Wie oft sollen noch personenzentrierte Wahlkämpfe geführt werden? Jeder Pups von Trump wurde kommentiert, Sachthemen Fehlanzeige, höchstens mal eingebaut in einen Pups. Über Sachthemen wird in Deutschland nur aus Versehen geredet. Man stelle sich vor, in Deutschland würde der Sohn von Angela Merkel auch Kanzler. Das würden wir für ein mieses, undemokratisches Hinterzimmergeschacher halten. In Amerikas Familiendynastien ist das normal, Bush Vater und Sohn, Clinton Frau und Mann, Kennedy & Co. Auch in Deutschland gibt es diese klebhaften Spitzenpolitikerclans. Wie lange sehen wir Schäuble, Steinmeier & Co. schon im Fernsehen? Sie sitzen wie einbetoniert in ihren Sesseln. Die jüngere Leute kannten doch nur Königin Merkel, die ewige Kanzlerin, 16 lange Jahre auf dem Thron, genauso lange wie Napoleon. Ihr Spezialgebiet: Stillstand, Verkomplizierung und Anrühren von Beton.
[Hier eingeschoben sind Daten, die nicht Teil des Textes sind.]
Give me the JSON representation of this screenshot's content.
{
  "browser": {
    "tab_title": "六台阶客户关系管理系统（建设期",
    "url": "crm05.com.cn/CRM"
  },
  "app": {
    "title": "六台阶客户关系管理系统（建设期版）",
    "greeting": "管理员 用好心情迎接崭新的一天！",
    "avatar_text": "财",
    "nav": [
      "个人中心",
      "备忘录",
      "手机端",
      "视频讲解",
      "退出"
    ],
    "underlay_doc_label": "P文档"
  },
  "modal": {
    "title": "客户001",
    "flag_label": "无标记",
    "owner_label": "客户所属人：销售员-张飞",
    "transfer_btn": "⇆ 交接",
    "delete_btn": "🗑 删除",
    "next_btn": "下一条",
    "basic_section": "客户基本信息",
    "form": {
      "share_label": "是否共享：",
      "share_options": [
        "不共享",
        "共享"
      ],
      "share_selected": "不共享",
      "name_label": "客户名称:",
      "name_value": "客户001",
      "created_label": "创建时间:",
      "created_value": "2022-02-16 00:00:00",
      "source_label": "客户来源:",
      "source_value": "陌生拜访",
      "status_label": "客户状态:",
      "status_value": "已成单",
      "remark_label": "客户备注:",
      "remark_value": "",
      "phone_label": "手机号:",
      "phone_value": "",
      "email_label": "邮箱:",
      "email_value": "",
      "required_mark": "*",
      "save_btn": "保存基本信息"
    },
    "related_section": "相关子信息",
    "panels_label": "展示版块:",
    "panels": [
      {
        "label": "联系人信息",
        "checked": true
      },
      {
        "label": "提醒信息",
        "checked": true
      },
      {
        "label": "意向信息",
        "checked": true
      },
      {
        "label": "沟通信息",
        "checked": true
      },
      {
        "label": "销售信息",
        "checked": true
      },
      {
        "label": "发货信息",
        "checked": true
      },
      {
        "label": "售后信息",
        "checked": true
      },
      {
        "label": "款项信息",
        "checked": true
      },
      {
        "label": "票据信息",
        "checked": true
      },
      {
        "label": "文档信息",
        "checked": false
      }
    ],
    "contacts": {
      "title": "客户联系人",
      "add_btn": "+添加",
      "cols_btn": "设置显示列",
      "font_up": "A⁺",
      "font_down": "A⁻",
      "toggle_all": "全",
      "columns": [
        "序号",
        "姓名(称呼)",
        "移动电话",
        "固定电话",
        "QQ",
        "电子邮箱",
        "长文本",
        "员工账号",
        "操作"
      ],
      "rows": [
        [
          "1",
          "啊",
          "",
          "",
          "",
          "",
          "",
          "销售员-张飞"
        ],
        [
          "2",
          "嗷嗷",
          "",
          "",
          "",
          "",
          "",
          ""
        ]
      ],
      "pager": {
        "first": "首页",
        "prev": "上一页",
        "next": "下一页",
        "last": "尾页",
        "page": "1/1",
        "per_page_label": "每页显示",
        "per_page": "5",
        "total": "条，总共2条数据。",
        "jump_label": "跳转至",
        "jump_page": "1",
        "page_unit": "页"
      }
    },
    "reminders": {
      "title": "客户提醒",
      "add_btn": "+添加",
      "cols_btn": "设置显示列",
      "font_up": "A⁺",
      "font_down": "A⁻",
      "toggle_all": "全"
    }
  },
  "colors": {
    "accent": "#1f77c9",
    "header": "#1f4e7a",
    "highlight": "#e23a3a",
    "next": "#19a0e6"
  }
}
Alle vier Jahre dasselbe Personentheater, wir wählen austauschbare Sprechblasenpuppen. Der Mensch will eben nicht belehrt werden, er will unterhalten werden. Deshalb liest auch keiner meine Website, zu oberlehrerhaft, zu unlustig, Familienphotos hat er auch keine, ganz zu Schweigen von seiner unpräsidial schlechten Kommasetzung. Ausserdem muss ich mich bei der Google-Suche gegen harte Website-Konkurrenz durchsetzen. Ein Zahnarzt und ein Judomeister stehen noch über mir. Meine Freunde haben mich aber mit folgender Sichtweise getröstet: Der Judomeister haut dir die Zähne raus und der Zahnarzt setzt sie dir wieder ein.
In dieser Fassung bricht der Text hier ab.